On the flip-side of crisis intervention are the many forms of positive behaviour reinforcements.  More and more there’s the expectation that students be given something for what was once a basic expectation of appropriate behaviour (doesn’t that make me sound like a grumbling old person!!).  I generally side with Alfie Kohn on this issue – extrinsic rewards bring fleeting cooperation, but do not sustain long-term citizenship qualities.  As Leanna Carollo points out in this post:

But are students truly becoming independent when they depend on external rewards for motivation? Extrinsic motivation is not just problematic for students with learning disabilities, it is problematic for everyone. A meta-analysis conducted by researchers led by Edward Deci of the University of Rochester indicates that external rewards often lead to poorer performance on activities and cognitive tasks. Participants focus more on the reward than the task itself. In other words, external rewards can hinder the potential for people to become internally invested in learning. For my students with autism, this translates to undermining their ability to become independent.

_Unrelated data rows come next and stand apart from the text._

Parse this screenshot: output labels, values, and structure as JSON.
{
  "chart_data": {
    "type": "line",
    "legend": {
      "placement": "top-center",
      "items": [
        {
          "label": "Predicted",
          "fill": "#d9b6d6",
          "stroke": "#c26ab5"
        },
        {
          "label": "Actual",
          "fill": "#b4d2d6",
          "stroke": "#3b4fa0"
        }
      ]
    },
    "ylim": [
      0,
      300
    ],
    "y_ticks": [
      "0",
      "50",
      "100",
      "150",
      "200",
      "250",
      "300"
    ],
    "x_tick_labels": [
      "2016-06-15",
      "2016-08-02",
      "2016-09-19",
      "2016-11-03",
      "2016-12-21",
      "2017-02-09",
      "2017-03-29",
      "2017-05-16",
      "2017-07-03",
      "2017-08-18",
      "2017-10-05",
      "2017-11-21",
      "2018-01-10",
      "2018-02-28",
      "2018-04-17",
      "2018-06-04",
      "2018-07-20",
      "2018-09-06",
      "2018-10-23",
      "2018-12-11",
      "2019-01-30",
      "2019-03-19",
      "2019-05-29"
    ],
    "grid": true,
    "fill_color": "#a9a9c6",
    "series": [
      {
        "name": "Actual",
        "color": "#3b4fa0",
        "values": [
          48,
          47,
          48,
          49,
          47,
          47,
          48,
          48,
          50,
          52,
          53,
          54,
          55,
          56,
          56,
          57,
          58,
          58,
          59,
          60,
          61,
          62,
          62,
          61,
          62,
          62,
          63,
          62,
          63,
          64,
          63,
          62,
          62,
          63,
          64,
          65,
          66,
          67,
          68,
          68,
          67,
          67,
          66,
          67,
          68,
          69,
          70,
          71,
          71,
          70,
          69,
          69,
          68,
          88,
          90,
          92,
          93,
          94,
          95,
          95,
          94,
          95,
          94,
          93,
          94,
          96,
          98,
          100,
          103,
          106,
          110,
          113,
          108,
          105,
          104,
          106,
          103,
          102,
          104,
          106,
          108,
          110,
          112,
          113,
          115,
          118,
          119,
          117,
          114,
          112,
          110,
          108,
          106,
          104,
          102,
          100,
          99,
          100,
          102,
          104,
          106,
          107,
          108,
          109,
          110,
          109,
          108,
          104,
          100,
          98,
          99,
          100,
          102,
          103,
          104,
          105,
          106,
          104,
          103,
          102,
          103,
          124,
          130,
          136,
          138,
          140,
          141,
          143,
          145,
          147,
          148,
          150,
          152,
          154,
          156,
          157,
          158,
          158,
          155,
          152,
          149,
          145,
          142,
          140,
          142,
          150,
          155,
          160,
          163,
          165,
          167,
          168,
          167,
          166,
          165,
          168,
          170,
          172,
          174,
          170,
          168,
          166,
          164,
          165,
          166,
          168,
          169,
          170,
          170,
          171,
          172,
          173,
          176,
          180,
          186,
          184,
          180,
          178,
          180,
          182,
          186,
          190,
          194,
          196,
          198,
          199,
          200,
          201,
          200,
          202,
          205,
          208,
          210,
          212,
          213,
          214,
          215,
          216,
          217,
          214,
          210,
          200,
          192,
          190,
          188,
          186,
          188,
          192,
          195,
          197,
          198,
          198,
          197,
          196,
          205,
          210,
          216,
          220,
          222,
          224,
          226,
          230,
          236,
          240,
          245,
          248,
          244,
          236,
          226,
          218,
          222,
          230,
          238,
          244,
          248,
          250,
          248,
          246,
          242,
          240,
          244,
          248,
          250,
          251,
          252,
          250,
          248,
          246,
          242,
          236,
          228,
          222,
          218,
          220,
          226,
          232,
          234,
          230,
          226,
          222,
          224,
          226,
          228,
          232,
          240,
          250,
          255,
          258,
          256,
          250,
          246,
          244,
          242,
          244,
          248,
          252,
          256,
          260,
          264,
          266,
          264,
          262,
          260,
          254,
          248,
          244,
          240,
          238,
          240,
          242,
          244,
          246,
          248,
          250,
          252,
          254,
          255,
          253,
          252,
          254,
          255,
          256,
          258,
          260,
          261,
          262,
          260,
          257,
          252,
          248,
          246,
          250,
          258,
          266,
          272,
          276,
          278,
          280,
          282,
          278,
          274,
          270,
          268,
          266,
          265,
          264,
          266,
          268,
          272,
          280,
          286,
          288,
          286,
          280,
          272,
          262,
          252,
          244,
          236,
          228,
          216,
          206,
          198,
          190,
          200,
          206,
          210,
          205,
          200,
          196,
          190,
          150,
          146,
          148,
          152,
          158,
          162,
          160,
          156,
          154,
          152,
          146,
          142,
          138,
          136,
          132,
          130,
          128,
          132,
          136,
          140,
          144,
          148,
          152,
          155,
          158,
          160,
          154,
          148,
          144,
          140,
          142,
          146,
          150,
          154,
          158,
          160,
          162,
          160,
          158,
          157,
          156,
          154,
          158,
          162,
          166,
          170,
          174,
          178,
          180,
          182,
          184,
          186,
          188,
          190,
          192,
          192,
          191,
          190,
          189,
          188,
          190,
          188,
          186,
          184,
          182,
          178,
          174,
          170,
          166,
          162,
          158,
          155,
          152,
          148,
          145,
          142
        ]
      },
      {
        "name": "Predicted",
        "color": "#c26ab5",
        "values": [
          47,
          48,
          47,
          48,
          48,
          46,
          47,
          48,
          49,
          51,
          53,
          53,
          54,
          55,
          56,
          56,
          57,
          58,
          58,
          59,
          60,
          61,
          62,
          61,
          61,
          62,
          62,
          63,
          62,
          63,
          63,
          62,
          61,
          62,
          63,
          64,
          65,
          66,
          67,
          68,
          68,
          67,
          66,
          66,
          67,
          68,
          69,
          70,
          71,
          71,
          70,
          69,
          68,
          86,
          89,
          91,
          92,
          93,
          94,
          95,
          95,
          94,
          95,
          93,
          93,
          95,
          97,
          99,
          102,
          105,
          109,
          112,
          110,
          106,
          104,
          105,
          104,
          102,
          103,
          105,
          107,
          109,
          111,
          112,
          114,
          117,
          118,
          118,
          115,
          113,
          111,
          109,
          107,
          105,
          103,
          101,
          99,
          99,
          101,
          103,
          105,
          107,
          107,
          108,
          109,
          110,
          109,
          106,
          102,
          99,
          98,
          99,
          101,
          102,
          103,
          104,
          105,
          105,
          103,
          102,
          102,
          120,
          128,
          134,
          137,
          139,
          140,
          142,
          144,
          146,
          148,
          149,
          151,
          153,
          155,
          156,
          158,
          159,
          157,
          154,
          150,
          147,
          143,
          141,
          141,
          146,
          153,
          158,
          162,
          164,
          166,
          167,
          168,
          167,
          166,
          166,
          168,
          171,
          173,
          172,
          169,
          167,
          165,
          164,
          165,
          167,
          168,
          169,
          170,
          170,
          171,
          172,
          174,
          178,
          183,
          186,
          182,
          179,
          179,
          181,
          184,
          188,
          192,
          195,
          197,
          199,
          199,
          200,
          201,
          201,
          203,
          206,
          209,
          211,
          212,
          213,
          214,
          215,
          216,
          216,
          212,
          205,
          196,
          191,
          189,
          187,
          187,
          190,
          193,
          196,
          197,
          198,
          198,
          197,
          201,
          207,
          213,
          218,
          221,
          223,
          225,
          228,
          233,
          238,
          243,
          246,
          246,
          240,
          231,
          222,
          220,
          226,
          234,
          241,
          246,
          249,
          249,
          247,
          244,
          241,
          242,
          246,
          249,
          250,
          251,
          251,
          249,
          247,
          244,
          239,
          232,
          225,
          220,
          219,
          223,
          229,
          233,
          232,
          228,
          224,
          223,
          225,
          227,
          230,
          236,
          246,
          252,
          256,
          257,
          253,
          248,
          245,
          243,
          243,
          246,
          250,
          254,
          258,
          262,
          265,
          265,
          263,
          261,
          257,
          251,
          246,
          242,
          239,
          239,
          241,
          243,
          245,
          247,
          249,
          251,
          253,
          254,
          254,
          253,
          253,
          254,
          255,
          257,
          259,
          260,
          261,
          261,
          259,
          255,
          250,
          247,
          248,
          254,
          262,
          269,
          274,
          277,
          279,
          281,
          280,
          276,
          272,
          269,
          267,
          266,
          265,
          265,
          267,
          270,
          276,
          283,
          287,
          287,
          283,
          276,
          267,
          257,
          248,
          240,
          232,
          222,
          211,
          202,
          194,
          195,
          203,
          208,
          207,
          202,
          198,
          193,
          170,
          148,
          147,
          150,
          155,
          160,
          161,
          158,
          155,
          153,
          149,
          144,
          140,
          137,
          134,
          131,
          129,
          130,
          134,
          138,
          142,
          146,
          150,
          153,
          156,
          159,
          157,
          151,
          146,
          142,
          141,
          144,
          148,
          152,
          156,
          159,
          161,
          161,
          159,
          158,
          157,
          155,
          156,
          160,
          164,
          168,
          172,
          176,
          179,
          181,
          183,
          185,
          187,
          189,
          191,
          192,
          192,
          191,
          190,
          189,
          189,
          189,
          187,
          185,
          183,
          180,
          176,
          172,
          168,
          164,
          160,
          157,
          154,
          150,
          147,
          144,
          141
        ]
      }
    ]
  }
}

Are the positive behaviour systems just the flip side of the same coin:  are they our way of controlling stressed out kids in an easier and cheaper manner than actually alleviating the stress, or treating the stress?  And I wonder, when resources and services and people have been stripped away, is this all we have left?  Instead of giving students the help they need, the safe, happy, calm environments they crave, is all that’s left that we manage them with rewards, and failing that, restraints?  There’s a feel that sometimes we are only warehousing children, rather than providing them the safe environments in which they can grow and learn.

We know how to best help students who are feeling stress, but instead of putting real resources toward fixing the problem, we use quick fixes and coping methods.  Every spring, a little more is taken away from our system, and we feel the strain in our students.  I fear that someday we will be judged very harshly for this era in education, and I am distraught at the thought.